North Korea worrys me the most I worry because there's nothing I can do about it. Just finished work and craved food for the first time in weeks x

irrationalrainbow · 03/12/2019 23:38

Hi all just to let you all know from about 5 this evening I have felt no anxiety and felt excited about Christmas long may this continue x

Iamnotaroboteither · 04/12/2019 08:51

That's brilliant!! What a great feeling xx

irrationalrainbow · 05/12/2019 21:27

Broke down in work today when is this anxiety going to stop I'm either crying panicking or sleeping

Iamnotaroboteither · 05/12/2019 22:16

That's the trouble, while it's a great thing that you felt no anxiety the other day, you will still have good and bad days particularly as the pills are still taking effect. Just try and focus on the fact that you did have a good evening and you definitely will feel that way again. Are your work understanding?

irrationalrainbow · 07/12/2019 17:28

Some people are understanding but it's tough so tough I have sat in sheer anxiety and depression all day today

Iamnotaroboteither · 07/12/2019 21:02

I just came on here to see how you are, didn't realise you'd posted again.

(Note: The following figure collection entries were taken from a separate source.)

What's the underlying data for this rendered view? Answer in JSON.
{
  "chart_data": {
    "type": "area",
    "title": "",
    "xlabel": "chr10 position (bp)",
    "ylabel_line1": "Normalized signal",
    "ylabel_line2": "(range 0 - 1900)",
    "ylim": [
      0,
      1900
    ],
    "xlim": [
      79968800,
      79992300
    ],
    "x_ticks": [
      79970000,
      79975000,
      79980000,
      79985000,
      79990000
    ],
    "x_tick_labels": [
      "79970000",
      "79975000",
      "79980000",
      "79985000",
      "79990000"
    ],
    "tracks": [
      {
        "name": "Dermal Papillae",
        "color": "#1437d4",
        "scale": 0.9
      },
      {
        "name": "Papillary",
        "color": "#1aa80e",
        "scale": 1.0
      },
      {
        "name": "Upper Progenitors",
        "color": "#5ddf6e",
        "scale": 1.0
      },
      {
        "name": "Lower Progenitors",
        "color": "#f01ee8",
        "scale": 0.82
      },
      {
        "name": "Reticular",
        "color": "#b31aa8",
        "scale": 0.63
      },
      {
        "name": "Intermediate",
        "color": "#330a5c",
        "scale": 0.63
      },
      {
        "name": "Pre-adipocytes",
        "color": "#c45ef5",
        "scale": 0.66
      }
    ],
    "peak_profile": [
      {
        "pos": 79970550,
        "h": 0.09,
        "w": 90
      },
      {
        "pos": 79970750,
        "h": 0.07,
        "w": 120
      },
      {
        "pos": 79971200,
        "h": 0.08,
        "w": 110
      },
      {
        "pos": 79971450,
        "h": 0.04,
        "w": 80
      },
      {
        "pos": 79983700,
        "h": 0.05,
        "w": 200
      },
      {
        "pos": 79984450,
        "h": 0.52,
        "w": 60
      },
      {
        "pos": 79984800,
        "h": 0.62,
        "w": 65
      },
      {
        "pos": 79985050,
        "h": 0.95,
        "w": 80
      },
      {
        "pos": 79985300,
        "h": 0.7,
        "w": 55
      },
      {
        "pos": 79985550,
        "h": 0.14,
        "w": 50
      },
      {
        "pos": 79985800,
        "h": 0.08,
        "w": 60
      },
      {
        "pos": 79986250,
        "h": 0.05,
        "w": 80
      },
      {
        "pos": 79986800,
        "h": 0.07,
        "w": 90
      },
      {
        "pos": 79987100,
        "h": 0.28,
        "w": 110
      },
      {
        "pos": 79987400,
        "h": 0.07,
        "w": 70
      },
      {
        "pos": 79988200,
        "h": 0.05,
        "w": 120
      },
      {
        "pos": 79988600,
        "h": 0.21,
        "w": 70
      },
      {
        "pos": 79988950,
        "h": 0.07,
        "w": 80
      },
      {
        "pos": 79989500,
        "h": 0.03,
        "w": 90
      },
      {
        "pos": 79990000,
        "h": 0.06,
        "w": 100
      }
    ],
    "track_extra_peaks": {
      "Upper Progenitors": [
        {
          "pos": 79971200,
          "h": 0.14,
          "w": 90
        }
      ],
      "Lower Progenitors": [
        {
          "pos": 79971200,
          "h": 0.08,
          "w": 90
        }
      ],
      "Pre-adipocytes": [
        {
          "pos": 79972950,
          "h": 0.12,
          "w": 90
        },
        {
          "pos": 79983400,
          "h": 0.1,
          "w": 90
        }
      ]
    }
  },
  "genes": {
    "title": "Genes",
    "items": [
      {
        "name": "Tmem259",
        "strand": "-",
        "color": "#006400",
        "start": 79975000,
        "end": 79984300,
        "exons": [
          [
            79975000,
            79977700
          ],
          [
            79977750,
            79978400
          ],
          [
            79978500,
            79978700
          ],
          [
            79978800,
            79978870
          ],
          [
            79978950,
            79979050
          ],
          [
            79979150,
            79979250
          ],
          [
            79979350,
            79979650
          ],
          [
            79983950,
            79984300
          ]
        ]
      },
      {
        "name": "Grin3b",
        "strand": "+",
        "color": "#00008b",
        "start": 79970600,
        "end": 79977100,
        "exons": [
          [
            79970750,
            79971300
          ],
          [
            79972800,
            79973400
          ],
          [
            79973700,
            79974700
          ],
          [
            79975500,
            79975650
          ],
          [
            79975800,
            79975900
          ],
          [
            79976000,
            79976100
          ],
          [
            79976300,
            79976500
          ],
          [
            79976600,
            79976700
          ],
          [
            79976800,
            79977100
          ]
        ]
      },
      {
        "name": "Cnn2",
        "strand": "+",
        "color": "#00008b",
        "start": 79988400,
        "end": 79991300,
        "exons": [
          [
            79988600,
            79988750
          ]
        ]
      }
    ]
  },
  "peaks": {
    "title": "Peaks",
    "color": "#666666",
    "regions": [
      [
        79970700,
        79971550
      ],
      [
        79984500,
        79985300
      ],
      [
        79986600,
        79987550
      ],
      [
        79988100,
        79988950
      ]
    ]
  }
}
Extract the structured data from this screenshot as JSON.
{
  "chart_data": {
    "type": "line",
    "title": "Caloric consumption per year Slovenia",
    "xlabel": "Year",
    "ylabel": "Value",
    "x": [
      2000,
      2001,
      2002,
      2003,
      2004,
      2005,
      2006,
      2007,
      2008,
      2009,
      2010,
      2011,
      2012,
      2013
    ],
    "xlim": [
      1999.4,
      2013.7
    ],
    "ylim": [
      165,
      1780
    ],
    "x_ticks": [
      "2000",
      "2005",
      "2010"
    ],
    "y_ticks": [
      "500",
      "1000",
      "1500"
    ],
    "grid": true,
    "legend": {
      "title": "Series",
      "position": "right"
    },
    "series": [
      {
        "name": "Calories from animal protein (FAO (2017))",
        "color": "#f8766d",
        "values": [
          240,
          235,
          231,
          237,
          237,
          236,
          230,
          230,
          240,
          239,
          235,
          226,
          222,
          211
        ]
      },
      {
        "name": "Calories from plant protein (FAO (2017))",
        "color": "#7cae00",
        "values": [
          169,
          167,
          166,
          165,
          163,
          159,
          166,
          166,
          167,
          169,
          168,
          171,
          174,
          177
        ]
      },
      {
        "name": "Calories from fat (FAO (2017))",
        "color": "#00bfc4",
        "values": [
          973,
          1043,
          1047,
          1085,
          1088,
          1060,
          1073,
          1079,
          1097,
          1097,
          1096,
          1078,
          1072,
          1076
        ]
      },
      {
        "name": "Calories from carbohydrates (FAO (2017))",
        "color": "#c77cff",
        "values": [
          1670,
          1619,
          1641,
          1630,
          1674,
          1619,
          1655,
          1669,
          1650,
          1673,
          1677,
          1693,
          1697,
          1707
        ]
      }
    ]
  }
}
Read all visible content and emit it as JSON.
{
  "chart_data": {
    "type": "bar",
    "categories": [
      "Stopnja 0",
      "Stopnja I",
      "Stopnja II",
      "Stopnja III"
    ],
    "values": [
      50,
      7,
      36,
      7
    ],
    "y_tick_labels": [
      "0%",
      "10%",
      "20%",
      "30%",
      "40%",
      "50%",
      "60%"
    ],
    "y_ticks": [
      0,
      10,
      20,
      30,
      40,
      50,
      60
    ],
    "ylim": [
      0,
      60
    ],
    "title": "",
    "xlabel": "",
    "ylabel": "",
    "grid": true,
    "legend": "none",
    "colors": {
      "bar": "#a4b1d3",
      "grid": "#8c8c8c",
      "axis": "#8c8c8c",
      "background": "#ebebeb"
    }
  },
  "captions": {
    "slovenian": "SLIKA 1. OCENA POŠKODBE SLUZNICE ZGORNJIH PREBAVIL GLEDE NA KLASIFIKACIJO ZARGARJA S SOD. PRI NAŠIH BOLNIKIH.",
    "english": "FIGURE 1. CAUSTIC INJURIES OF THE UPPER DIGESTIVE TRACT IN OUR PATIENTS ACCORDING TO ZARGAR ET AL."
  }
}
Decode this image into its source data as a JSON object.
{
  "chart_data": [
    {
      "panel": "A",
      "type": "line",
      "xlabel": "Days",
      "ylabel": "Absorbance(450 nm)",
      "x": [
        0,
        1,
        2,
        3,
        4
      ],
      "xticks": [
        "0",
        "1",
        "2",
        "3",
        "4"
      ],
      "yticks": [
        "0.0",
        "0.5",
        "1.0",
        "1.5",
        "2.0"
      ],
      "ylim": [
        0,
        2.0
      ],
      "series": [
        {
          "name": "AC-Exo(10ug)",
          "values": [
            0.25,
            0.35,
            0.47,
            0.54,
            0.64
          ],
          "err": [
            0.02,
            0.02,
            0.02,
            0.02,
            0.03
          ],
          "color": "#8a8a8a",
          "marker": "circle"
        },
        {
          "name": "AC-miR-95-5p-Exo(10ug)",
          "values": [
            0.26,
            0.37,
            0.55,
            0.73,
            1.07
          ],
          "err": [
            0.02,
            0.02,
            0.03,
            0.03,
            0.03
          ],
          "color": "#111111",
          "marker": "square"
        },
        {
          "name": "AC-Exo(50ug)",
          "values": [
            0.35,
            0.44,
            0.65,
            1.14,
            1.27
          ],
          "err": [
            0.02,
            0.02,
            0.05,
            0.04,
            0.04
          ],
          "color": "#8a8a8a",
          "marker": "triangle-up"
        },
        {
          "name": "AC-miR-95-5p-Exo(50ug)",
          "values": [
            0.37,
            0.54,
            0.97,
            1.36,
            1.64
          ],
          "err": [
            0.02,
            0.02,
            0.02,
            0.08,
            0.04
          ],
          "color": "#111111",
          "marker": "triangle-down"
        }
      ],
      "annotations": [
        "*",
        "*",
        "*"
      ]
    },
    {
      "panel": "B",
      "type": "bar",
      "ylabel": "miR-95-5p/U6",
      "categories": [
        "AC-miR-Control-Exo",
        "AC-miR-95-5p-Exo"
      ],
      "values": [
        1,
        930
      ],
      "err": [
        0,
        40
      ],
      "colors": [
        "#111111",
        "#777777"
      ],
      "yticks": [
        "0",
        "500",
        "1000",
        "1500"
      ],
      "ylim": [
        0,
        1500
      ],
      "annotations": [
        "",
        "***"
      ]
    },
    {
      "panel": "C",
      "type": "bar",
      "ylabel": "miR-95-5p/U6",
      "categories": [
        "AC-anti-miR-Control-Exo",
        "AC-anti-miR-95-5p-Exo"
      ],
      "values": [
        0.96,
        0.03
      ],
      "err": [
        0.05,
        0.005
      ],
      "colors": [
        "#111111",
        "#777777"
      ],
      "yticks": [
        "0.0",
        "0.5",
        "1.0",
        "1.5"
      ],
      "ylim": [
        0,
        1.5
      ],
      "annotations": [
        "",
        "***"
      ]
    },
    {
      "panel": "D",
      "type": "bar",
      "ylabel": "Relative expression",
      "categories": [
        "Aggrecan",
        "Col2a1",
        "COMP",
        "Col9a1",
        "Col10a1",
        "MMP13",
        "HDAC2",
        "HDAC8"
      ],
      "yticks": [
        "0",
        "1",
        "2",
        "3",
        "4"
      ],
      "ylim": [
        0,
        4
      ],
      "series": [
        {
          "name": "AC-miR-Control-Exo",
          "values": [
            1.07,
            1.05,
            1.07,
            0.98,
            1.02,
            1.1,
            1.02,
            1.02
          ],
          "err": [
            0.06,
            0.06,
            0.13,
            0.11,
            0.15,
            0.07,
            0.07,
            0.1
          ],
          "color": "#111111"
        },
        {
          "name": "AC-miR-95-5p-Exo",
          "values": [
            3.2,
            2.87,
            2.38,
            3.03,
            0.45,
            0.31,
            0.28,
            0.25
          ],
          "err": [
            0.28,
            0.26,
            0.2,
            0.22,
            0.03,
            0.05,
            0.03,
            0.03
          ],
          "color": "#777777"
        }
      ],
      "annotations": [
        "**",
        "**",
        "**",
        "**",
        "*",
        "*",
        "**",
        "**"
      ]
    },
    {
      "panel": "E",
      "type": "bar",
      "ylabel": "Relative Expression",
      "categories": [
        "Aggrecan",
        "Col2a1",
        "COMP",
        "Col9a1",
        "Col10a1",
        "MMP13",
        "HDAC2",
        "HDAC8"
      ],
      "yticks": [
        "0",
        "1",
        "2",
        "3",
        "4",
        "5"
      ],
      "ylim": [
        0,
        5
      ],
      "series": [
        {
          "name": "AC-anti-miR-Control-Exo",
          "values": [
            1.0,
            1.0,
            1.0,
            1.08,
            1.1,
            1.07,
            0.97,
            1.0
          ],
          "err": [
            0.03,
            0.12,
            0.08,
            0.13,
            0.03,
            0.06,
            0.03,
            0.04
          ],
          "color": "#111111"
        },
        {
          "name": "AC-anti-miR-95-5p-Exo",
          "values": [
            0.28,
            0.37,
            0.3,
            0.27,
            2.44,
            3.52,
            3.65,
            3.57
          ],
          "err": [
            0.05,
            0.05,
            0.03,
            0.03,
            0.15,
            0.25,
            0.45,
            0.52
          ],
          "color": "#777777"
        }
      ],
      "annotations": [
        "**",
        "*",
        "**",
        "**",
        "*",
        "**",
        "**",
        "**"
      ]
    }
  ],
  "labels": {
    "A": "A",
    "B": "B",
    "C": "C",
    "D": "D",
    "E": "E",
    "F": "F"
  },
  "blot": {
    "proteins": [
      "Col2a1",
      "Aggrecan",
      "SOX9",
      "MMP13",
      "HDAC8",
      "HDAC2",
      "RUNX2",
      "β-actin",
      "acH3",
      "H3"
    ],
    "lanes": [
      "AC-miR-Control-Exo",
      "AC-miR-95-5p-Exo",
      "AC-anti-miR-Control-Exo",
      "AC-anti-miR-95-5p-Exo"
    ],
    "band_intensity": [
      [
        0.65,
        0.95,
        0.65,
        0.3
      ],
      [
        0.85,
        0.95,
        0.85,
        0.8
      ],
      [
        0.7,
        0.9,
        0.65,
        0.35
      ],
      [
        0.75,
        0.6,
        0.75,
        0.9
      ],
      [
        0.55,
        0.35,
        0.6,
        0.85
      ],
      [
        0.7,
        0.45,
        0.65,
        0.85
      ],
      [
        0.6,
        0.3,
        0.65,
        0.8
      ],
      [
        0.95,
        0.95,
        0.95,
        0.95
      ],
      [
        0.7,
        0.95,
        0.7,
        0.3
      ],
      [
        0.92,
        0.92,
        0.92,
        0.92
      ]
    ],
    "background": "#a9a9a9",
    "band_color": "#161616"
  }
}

How rubbish, I'm sorry it's been a bad day. It must be difficult for others to understand how we can't just 'snap out of it'. Did something set it off? Are you managing to sleep? I often struggle more at weekends as there is less routine. I hope you feel slightly more relaxed now.

albernucci · 08/12/2019 04:28

I was thinking about getting on sertraline. I have struggled with anxiety for ten years off and on. I was on it several years ago and it did help. Then I had a baby and after he was born and I stopped breastfeeding it came back ten fold. I tried every single possible thing for two years and nothing really helped so then I went on meds. This time I tried citalopram. It was awful going on it. First two weeks I never felt worse. But after that it finally started to help. I stayed on it for two years and came off about six months ago at the insistence of my GP. Now slowly but surely the panic attacks seem to be creeping back in. Wondering if maybe the citalopram wasn’t actually the right med. anywho does anyone have positive experiences with sertraline - I’m terrified of starting a new Mrs again and it getting worse before it gets better!

albernucci · 08/12/2019 04:34

I agree weekends are harder which I then feel guilty about because I don’t get to hang out with hubby and son like I want to.

albernucci · 08/12/2019 04:47

Also does anyone else have panic attacks that last for hours and hours? I’m working on hour five now. I found that it’s rare but it does exist - they call it continuous wave panic attacks.

Iamnotaroboteither · 08/12/2019 10:11

Hi albernucci, that sounds really tough particularly your panic attack. I haven't suffered like that and I'm so sorry that you do. Do you feel calmer now? Does the GP not like you to be on citalopram long-term then? I know people on Sertraline long term, not ideal but they can't cope without it. I definitely feel better now but as I said previously it took a long time to work this time. The guilt does make it worse, I hated my children seeing me constantly crying but the feeling of dread is debilitating. Does anything help, getting out of the house, seeing friends, shopping, watching TV etc etc. I sometimes put songs on or watch Friends, go to my local cafe, helps for a bit.

albernucci · 08/12/2019 22:16

Thanks! Finally better now. The only thing that really breaks the cycle for me is getting out and walking in a park for two hours! Unfortunately when it happens in the middle of the night I don’t want to do that so I end up feeling trapped and it probably makes things worse. I’m going to GP to talk about sertraline tomorrow as I know it helped me before. I feel positive again so hopefully things will get better!

Iamnotaroboteither · 08/12/2019 22:26

I'm really pleased for you. I hope the GP is helpful. Yes, I imagine it's pretty awful in the night when you can't escape it. I was told to try mindfulness, I downloaded the Calm app but never used it. I'm rubbish at trying new things!!